Cholesterol-induced clustering and acidic lipid-induced cluster dispersion of syntaxin in lipid model membranes as measured by FRET between two fluorescently labeled syntaxins. A. Cartoon model of the protein-protein FRET experiments in lipid bilayers. B. Excitation and emission fluorescence spectra of the labeled proteins and lipids reconstituted into liposomes that were used in this work: Bodipy-TMR-PIP2-C16 (blue), Alexa546-labeled syntaxin-1A (green), and Alexa647-labeled syntaxin-1A (red). C. Mean FRET efficiencies in reconstituted lipid bilayers with Alexa546-labeled syntaxin and Alexa647-labeled syntaxin.
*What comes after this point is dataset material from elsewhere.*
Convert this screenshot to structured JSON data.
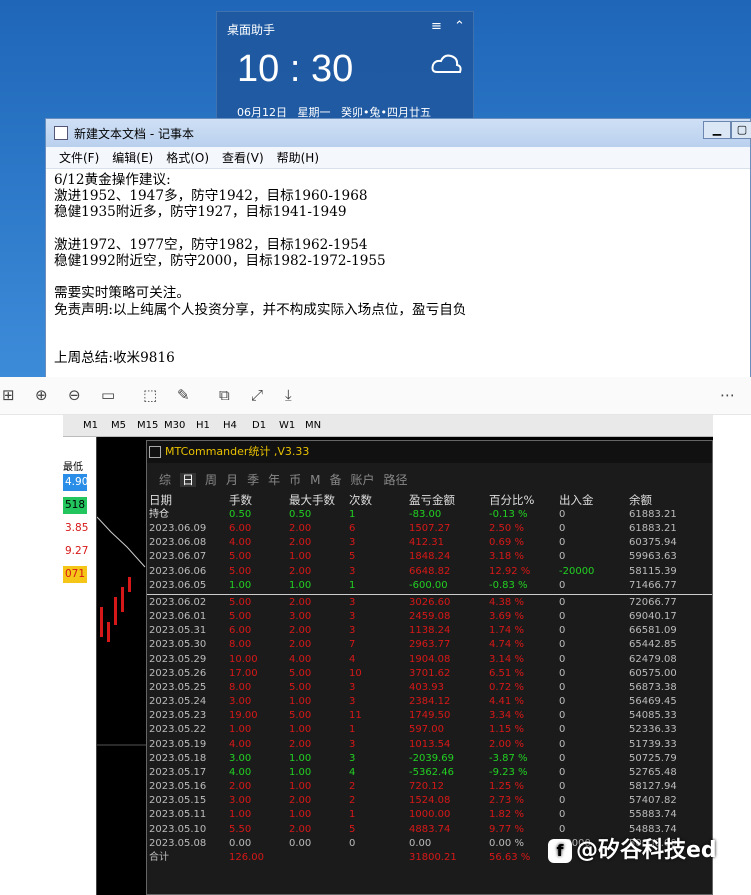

Each protein is incorporated at a protein-to-lipid concentration of 1:2000. The presence of cholesterol significantly increases the energy transfer efficiency and this effect is reversed by acidic lipids. The means and standard deviations from at least three independent reconstitutions for each condition are shown.

Figure 4

PI-4,5-P₂ associates with syntaxin in lipid bilayers containing cholesterol as measured by lipid-to-protein FRET. A. Cartoon model of the lipid-protein FRET experiments in lipid bilayers. B. Mean observed FRET efficiencies from BODIPY-TMR-PIP2-C16 to Alexa647-labeled syntaxin-1A in POPC bilayers with and without cholesterol and at different salt concentrations. The means and standard deviations from at least three independent reconstitutions for each condition are shown. C. Bodipy-TMR-PIP2-C16 fluorescence intensities in protein-free liposomes of different compositions and scaled to the fluorescence in POPC showing that the fluorescent probes are approximately equally fluorescent in all lipid backgrounds, except in liposomes containing cholesterol and PI-4,5-P₂, where the fluorescence intensity is about 30 % greater.

Figure 5

“Icebreaker” model of PI-4,5-P₂ action on cholesterol induced syntaxin clustering and its proposed role in synaptic vesicle fusion. Synaptic vesicles are proposed to dock to nanoclusters of t-SNAREs (syntaxin and SNAP 25). Upregulation of the PI-4,5-P₂ concentration in the plasma membrane causes increased binding of this lipid to the polybasic juxtamembrane domain of syntaxin and dissociates fusogenic oligomers of t-SNAREs with docked vesicles from the nanoclusters. Lipids with green headgroups designate triple negatively charged PI-4,5-P₂. The + signs on the syntaxins symbolize their polybasic juxtamembrane region. Cholesterol (polycyclic lipid structures) competes with syntaxin for solvation by bulk lipid.